Oraclepoll uses its internal resources and staff for all recruiting of respondents – whether traditional groups, mini groups, or one on one personal interviews. All calls are made from our call centre facility that uses multilingual and including bi-lingual (French & English) callers. The scope and type of approach we will use will be dependent on the cohorts to be targeted. Within this context, if a specific group is to be targeted we will work with whatever database that the client has or chooses to use and from this list we will choose our sample. For general market surveys, will randomly select participants and phone recruiting is our preferred method. Dual sample frame (land-line & cellular) databases are used. We do not use fixed lists and prefer not to recruit participants that have attended a session within the past 12 months. Notwithstanding this methodological preference, we do have on hand lists of hard to reach or specialty demographics that we may draw from.
Our moderators will work with the client team in the initial consultation process, design, the moderation itself (especially if client representatives are viewing at the sessions) and in the final reporting to ensure the reports meet the approval of the client. No matter the market, rural or urban – Toronto or Thorold, east or west – Vancouver or Charlottetown we can accommodate.

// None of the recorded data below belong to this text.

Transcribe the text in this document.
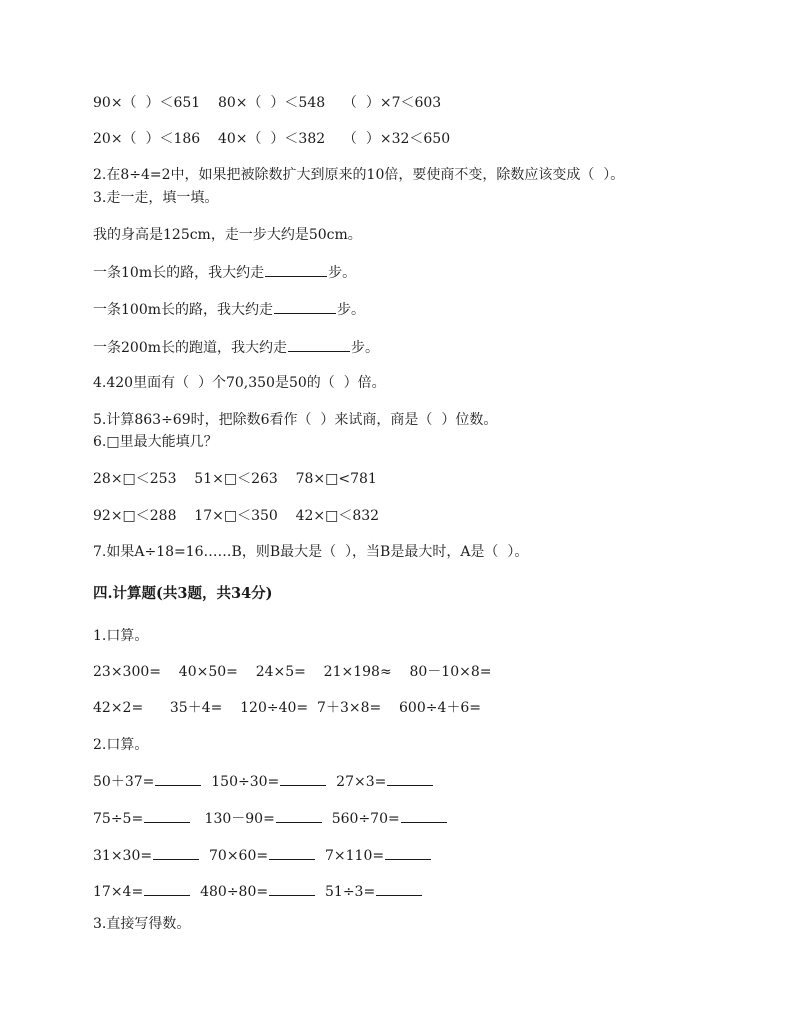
90×（  ）＜651    80×（  ）＜548    （  ）×7＜603
20×（  ）＜186    40×（  ）＜382    （  ）×32＜650
2.在8÷4=2中，如果把被除数扩大到原来的10倍，要使商不变，除数应该变成（  ）。
3.走一走，填一填。
我的身高是125cm，走一步大约是50cm。
一条10m长的路，我大约走	步。
一条100m长的路，我大约走	步。
一条200m长的跑道，我大约走	步。
4.420里面有（  ）个70,350是50的（  ）倍。
5.计算863÷69时，把除数6看作（  ）来试商，商是（  ）位数。
6.□里最大能填几？
28×□＜253    51×□＜263    78×□<781
92×□＜288    17×□＜350    42×□＜832
7.如果A÷18=16……B，则B最大是（  ），当B是最大时，A是（  ）。
四.计算题(共3题，共34分)
1.口算。
23×300=    40×50=    24×5=    21×198≈    80－10×8=
42×2=      35＋4=    120÷40=  7＋3×8=    600÷4＋6=
2.口算。
50＋37=	150÷30=	27×3=
75÷5=	130－90=	560÷70=
31×30=	70×60=	7×110=
17×4=	480÷80=	51÷3=
3.直接写得数。
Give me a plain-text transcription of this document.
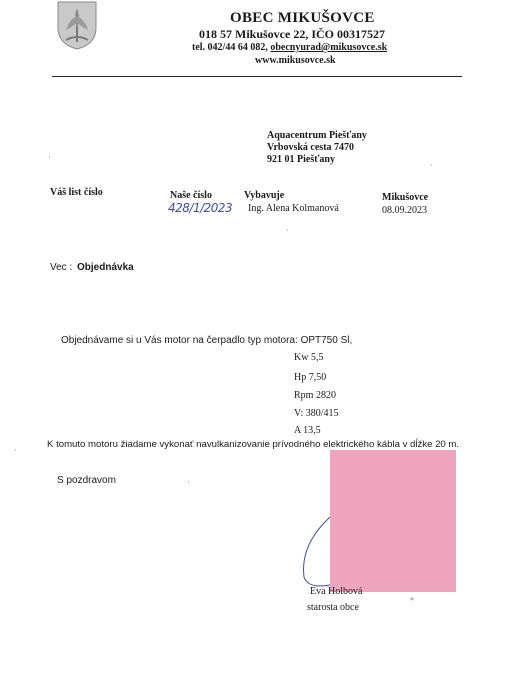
OBEC MIKUŠOVCE
018 57 Mikušovce 22, IČO 00317527
tel. 042/44 64 082, obecnyurad@mikusovce.sk
www.mikusovce.sk
Aquacentrum Piešťany
Vrbovská cesta 7470
921 01 Piešťany
Váš list číslo	Naše číslo
428/1/2023
Vybavuje
Ing. Alena Kolmanová
Mikušovce
08.09.2023
Vec : Objednávka
Objednávame si u Vás motor na čerpadlo typ motora: OPT750 Sl,
Kw 5,5
Hp 7,50
Rpm 2820
V: 380/415
A 13,5
K tomuto motoru žiadame vykonať navulkanizovanie prívodného elektrického kábla v dĺžke 20 m.
S pozdravom
Eva Holbová
starosta obce
·
·
·
·
·
»
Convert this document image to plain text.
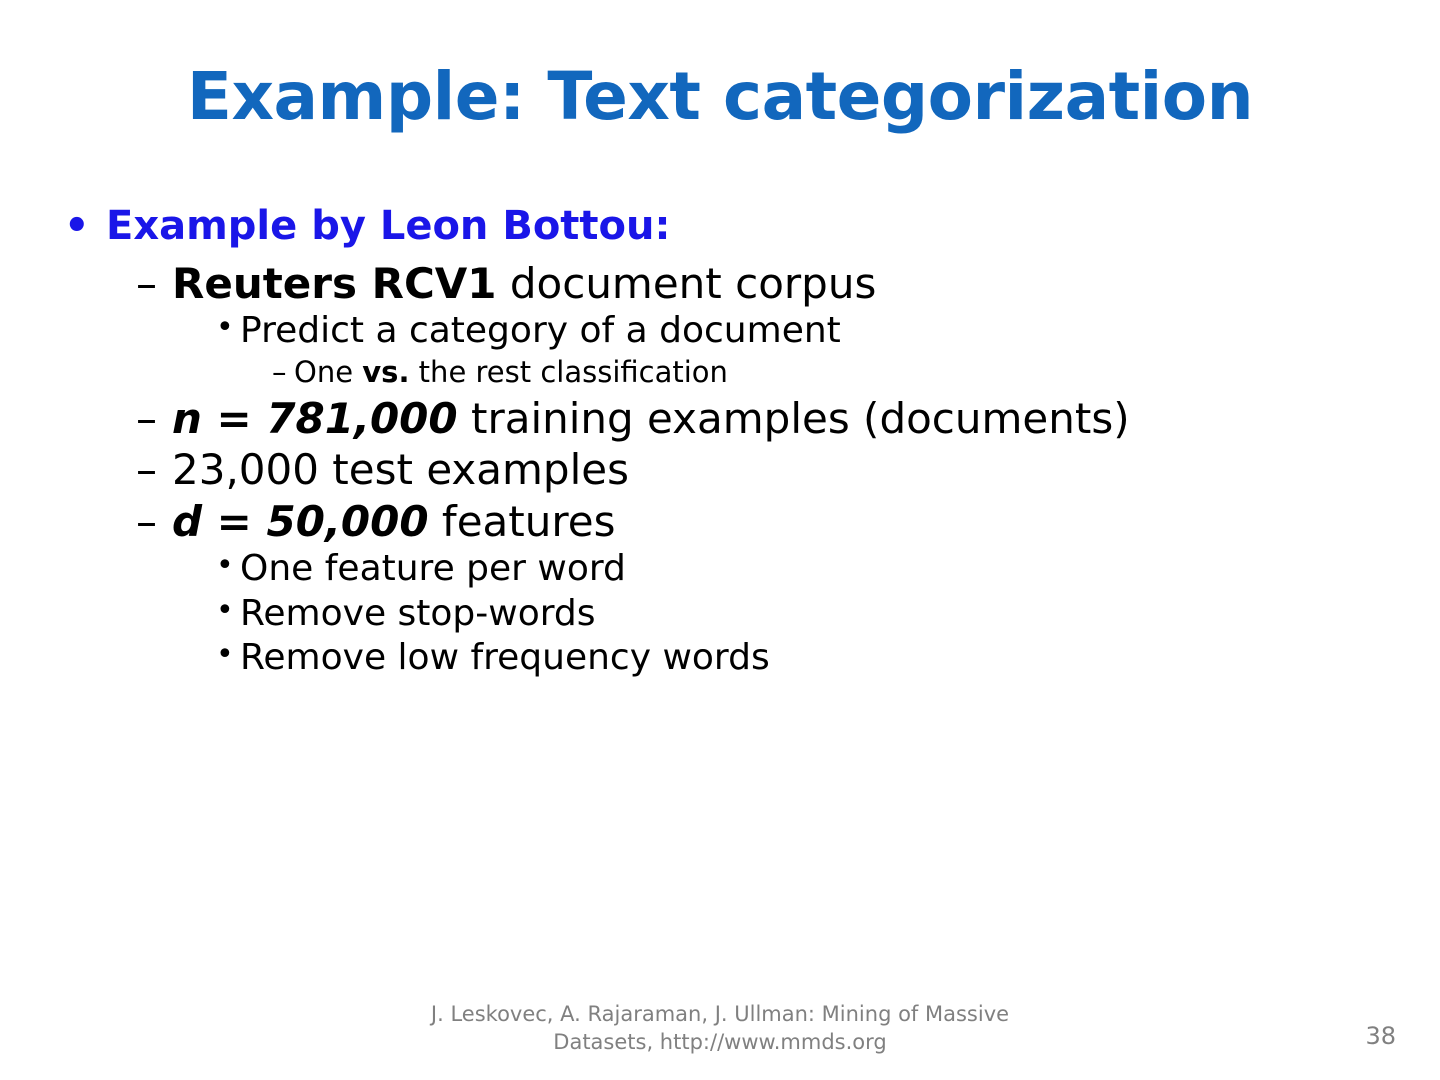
Example: Text categorization
• Example by Leon Bottou:
– Reuters RCV1 document corpus
• Predict a category of a document
– One vs. the rest classification
– n = 781,000 training examples (documents)
– 23,000 test examples
– d = 50,000 features
• One feature per word
• Remove stop-words
• Remove low frequency words
J. Leskovec, A. Rajaraman, J. Ullman: Mining of Massive Datasets, http://www.mmds.org	38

Analysis & reporting of qualitative data is a not only a science but an art form. As such, the presentation needs to be in a narrative that is easily interpreted and followed by the reader. Depending on the project in question we may present the findings of each group separately (if we run multiple sessions) with a final overall summary with recommendations etc. Alternatively, we may report the findings thematically (by question or issue area) from all the sessions – once again at the end with a summary / recommendations. Reporting is contingent on the project. We may decide that reporting the results in a unified format is best; or that specific cohorts (e.g. by demographic group) are broken out. One approach we do prefer is to encapsulate results and then provide quotes to back up our points. It should also be noted that at times we may ask some participants in groups to do “homework” or to respond to scaled questions (either dichotomous or using a likert scale) and in these instances, we will report the findings in tables or graphs.